Mahamane Dédéou Coulibaly avait été accusé d’atteinte à la sûreté intérieure de l’Etat en détournant frauduleusement la somme d’un peu plus de 127 millions de F CFA entre 1982-1987 en sa qualité de percepteur à Bankass. Mais, c’est avec le sourire aux lèvres que l’accusé a quitté jeudi dernier la salle d’audience de la Cour d’assises qui a prononcé sa mise en liberté.

Pendant près de trois heures, il s’est expliqué devant la Cour qui s’est aperçue que Mahamane Dédéou a non seulement la mémoire fraîche, mais aussi réponse à tout. Même si quelque part, il lui a été reproché par le ministère public, représenté par Christian Diassana, et le contentieux de l’Etat de vouloir noyer le poisson dans l’eau par des termes techniques.

Toutefois, au cours de son instruction définitive à la barre, M. Coulibaly est resté constant : en contestant la véracité des faits. « Je ne reconnais pas les faits. Je n’ai jamais connu de déficit. Il y a eu 4 rapports d’inspection et aucun n’est en phase avec la réalité du trésor », s’est-il défendu. A ses dires, le pétrin dans lequel il s’est trouvé résulte d’un montage dû à l’animosité terrible qui a toujours existé entre lui et son supérieur hiérarchique.

Parlant de la situation des documents ou des bons comptables, M. Coulibaly a juré la main sur le cœur qu’ils ont été volés ou brûlés par des tierces personnes. Par ailleurs, il a reconnu que pendant son absence prolongée, la gestion de la caisse était confiée à une tierce personne.

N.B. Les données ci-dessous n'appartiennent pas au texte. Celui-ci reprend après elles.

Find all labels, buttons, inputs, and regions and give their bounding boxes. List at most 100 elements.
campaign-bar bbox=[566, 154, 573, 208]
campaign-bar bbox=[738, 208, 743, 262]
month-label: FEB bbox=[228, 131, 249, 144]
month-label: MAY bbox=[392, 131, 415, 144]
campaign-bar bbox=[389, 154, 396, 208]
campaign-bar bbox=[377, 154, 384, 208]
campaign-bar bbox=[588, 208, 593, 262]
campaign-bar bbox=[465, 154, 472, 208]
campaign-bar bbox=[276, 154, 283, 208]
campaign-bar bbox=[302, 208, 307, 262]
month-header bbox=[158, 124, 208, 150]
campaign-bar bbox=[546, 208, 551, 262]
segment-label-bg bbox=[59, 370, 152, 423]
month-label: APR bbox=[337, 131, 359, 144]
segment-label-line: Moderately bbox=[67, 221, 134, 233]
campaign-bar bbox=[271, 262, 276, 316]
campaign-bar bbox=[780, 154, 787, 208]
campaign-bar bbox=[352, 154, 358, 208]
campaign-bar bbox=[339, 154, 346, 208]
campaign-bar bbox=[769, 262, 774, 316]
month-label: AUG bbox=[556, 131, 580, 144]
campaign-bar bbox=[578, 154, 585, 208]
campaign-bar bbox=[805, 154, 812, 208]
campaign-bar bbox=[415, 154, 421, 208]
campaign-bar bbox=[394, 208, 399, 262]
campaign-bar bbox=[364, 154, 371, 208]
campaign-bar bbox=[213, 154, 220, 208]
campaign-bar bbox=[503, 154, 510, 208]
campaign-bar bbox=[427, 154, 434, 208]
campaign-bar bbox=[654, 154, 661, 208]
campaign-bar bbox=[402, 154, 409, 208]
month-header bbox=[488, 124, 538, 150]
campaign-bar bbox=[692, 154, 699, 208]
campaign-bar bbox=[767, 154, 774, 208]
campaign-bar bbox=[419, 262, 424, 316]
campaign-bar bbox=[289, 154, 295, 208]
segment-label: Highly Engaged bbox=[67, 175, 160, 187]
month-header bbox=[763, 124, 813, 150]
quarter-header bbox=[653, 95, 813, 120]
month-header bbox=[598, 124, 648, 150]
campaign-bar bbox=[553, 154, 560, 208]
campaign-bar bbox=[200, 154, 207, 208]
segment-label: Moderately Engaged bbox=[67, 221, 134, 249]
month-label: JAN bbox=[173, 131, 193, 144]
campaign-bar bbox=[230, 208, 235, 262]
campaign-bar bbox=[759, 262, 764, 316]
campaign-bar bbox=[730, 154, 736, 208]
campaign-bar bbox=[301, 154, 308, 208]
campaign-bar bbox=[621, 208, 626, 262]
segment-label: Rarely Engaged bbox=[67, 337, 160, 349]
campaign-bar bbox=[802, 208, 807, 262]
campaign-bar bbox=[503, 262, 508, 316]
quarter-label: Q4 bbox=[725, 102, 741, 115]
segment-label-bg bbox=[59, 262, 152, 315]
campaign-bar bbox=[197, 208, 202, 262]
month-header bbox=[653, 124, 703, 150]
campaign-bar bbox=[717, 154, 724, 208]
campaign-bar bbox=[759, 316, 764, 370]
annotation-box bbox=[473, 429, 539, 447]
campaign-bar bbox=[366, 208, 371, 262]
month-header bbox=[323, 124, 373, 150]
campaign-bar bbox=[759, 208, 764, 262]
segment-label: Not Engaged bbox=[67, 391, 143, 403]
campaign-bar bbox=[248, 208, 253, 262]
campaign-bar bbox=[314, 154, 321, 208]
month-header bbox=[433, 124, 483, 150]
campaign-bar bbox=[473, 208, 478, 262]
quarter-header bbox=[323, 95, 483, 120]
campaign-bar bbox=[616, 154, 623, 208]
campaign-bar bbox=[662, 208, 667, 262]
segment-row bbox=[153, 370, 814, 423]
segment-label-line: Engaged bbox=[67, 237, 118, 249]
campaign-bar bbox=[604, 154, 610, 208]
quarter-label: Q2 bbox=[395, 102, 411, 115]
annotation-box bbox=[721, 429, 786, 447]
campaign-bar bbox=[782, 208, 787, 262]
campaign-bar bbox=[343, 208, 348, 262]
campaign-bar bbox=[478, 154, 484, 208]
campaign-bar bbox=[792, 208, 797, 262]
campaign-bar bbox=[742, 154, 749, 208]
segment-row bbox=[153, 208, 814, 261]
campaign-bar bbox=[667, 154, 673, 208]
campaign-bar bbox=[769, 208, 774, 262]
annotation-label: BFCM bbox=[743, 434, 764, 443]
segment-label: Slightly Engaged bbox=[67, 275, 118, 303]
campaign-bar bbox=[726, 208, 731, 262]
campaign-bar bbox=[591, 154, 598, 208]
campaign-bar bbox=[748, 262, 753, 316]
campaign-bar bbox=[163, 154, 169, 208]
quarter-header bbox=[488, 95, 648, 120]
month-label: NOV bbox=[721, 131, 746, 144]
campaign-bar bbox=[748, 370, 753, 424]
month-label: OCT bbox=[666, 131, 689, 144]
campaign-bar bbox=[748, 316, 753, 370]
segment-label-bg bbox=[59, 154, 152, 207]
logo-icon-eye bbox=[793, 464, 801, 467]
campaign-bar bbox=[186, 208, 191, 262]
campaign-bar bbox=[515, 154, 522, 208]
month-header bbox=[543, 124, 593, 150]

Ce qui, de l’avis du parquet, est bien dommage et révélateur de la manière dont la caisse était gérée. « Il se déplaçait comme il veut et passait l’intérim à une tierce personne qui en faisait ce qu’il voulait. La réalité du détournement se situe au niveau des impôts versés et non perçus et l’inexistence des documents relatifs à sa gestion ».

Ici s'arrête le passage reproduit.